Хотя каждому младшему врачу был отведен определенный участок, за
рабочими, живущими в этом участке, сохранялось право выбирать себе любого
врача. На каждого рабочего имелась карточка, и, чтобы переменить врача, ему
нужно было только потребовать свою карточку и передать ее другому врачу.
Этот-то позор и пришлось теперь испытать Эндрью. Всю неделю каждый вечер
являлись в амбулаторию люди, которых он ни разу в глаза не видел (некоторые,
не желая с ним встречаться, даже посылали вместо себя жен), и говорили, не
глядя на него:
- Если вы ничего не имеете против, доктор, я возьму свою карточку.
Обида, унижение, когда нужно было доставать эти карточки из ящика,
стоявшего у него на столе, были нестерпимы. И каждая отданная карточка
означала вычет десяти шиллингов из его жалованья.
В субботу вечером Экхарт позвал его к себе в гости. Старый доктор, всю
неделю ходивший с выражением самодовольства на своей желчной физиономии,
прежде всего стал показывать гостю сокровища, собранные им за сорок лет
практики. Среди них имелось штук двадцать желтых скрипок, все сделанных им
самим и развешанных по стенам, но это было ничто в сравнении с его отборной
коллекцией старого английского фарфора.
Коллекция была замечательная. Споуд, Веджвуд, Краун, Дерби и главное -
старый Суонси. Тарелки, кружки, вазы, чашки и кувшинчики наводняли все
комнаты в доме и даже ванную, так что Экхарт, совершая свой туалет, имел
возможность с гордостью любоваться чайным сервизом с настоящим китайским
рисунком.
Фарфор был страстью Экхарта, и старик был великий мастер добывать его.

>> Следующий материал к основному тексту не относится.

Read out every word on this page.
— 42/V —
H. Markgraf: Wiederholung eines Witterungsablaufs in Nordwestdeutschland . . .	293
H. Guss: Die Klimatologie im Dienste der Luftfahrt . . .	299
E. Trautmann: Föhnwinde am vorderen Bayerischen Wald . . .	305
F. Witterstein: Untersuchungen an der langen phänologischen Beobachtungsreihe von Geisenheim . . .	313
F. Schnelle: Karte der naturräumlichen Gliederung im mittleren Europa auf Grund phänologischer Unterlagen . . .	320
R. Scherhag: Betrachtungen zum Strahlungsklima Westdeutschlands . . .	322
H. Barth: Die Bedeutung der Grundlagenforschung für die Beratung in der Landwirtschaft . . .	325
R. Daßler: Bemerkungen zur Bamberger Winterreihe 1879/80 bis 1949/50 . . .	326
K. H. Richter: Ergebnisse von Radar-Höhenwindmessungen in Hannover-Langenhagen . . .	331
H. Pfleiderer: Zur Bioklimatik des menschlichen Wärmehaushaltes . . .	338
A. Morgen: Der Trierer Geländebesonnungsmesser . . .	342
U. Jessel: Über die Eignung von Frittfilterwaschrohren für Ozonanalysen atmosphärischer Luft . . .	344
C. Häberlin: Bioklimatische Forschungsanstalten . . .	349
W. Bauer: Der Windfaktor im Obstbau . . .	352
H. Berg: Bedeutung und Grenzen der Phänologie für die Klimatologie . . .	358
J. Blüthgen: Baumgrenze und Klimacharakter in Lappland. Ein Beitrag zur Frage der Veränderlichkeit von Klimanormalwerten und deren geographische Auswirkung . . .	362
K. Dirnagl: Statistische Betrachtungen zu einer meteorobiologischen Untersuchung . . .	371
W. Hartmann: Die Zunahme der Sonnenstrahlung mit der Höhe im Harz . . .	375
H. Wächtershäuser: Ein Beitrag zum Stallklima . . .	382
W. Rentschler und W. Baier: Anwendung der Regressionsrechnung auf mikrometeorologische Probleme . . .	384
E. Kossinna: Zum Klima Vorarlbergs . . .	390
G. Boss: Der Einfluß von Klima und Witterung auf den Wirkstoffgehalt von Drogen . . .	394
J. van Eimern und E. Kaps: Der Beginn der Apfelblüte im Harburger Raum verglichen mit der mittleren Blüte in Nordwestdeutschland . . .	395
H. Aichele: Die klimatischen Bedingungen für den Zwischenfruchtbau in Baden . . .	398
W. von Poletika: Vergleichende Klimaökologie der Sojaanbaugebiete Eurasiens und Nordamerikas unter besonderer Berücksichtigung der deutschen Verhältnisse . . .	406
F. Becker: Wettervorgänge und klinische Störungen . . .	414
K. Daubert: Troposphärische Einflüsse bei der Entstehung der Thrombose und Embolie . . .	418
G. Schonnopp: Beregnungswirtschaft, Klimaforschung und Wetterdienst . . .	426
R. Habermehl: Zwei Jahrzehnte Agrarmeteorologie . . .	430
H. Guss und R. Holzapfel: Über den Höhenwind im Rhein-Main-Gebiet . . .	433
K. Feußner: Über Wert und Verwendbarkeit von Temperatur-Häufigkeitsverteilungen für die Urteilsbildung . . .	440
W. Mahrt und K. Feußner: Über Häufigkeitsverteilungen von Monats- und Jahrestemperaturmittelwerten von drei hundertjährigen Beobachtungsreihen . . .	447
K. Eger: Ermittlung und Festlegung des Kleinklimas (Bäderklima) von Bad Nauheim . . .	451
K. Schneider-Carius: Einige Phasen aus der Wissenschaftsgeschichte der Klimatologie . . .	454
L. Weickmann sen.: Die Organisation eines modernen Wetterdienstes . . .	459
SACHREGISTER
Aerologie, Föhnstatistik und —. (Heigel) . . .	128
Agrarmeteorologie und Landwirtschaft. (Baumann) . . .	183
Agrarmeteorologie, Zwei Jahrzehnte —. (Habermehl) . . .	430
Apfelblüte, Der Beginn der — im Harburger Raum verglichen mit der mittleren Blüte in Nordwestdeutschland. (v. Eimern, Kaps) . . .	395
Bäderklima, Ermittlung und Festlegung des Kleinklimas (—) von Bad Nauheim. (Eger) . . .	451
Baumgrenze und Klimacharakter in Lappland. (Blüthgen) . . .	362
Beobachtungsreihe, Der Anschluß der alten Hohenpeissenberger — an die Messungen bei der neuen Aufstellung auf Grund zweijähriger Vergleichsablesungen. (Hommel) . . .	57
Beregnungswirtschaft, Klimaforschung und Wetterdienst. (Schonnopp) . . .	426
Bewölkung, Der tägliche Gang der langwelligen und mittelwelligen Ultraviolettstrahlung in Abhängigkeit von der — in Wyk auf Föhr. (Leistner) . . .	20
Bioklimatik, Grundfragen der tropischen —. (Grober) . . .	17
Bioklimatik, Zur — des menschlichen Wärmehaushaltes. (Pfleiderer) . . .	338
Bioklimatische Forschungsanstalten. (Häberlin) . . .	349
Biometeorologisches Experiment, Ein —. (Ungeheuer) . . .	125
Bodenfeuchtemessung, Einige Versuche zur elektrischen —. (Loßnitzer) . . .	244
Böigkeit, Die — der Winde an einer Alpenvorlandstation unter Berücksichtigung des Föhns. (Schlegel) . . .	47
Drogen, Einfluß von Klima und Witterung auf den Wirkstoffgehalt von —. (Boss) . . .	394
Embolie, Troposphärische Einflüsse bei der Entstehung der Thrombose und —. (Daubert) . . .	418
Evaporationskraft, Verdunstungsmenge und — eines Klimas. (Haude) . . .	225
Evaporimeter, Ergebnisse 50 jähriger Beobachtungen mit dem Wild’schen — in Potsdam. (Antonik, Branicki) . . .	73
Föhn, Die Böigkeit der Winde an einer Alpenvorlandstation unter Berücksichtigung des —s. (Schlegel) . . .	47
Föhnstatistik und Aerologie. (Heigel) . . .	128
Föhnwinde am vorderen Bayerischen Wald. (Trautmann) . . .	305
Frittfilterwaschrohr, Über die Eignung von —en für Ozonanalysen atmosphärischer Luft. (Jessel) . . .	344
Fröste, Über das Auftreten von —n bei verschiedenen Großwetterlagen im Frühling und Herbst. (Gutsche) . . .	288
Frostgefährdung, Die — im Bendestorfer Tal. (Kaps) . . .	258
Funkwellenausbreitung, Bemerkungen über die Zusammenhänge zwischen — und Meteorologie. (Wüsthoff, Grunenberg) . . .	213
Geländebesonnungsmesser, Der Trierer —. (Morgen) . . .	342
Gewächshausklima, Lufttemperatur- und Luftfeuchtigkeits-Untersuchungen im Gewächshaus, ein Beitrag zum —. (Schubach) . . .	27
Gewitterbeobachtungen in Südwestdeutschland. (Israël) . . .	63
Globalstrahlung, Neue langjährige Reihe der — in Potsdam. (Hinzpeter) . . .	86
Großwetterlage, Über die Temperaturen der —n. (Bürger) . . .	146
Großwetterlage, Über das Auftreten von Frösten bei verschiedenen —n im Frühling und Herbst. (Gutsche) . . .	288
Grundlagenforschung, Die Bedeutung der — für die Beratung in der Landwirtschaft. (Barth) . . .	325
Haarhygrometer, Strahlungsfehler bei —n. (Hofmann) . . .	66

Увидав в доме какого-нибудь пациента "хороший экземплярчик", как он
выражался, он все ходил и ходил к больному, проявлял неутомимую заботливость
и, сидя у постели, с каким-то грустным упорством не сводил глаз с
понравившейся ему вещи, пока, наконец, доведенная до отчаяния добрая хозяйка
не восклицала:
- Доктор, вам, кажется, уж больно пришлась по вкусу эта штука. Не вижу,
почему бы мне не подарить ее вам.
Экхарт начинал добродетельно отказываться, затем уносил свой трофей,
завернутый в газету, а дома плясал от радости и бережно ставил его на полку.
Старый доктор слыл в городе чудаком. Он говорил, что ему шестьдесят
лет, но было ему, вероятно, за семьдесят, а может быть, и немногим меньше
восьмидесяти. Крепкий, как китовый ус, признававший лишь один способ
передвижения - пешком, он проходил невероятные расстояния, зверски ругал
пациентов и умел в то же время быть нежным, как женщина. Он жил один с тех
пор, как одиннадцать лет тому назад похоронил жену, и питался почти
исключительно консервированным бульоном.
В первый же вечер, с гордостью показывая Эндрью свои коллекции, он
неожиданно сказал с оскорбленным видом:
- Черт побери, дружище, не нужны мне ваши пациенты. У меня своих
довольно. Но что я могу сделать, когда они приходят и надоедают. Не могут же
все они ходить в Восточную амбулаторию, это слишком далеко.
Эндрью покраснел. Он не находил, что сказать.
- Вам следует быть осмотрительнее, - продолжал Экхарт уже другим тоном.
- Да, да, я понимаю, понимаю, вы желаете низвергнуть стены Вавилона... Я сам
когда-то был молод. И все же действуйте медленно, не горячитесь, смотрите,
куда прыгаете. Покойной ночи. Кланяйтесь вашей жене.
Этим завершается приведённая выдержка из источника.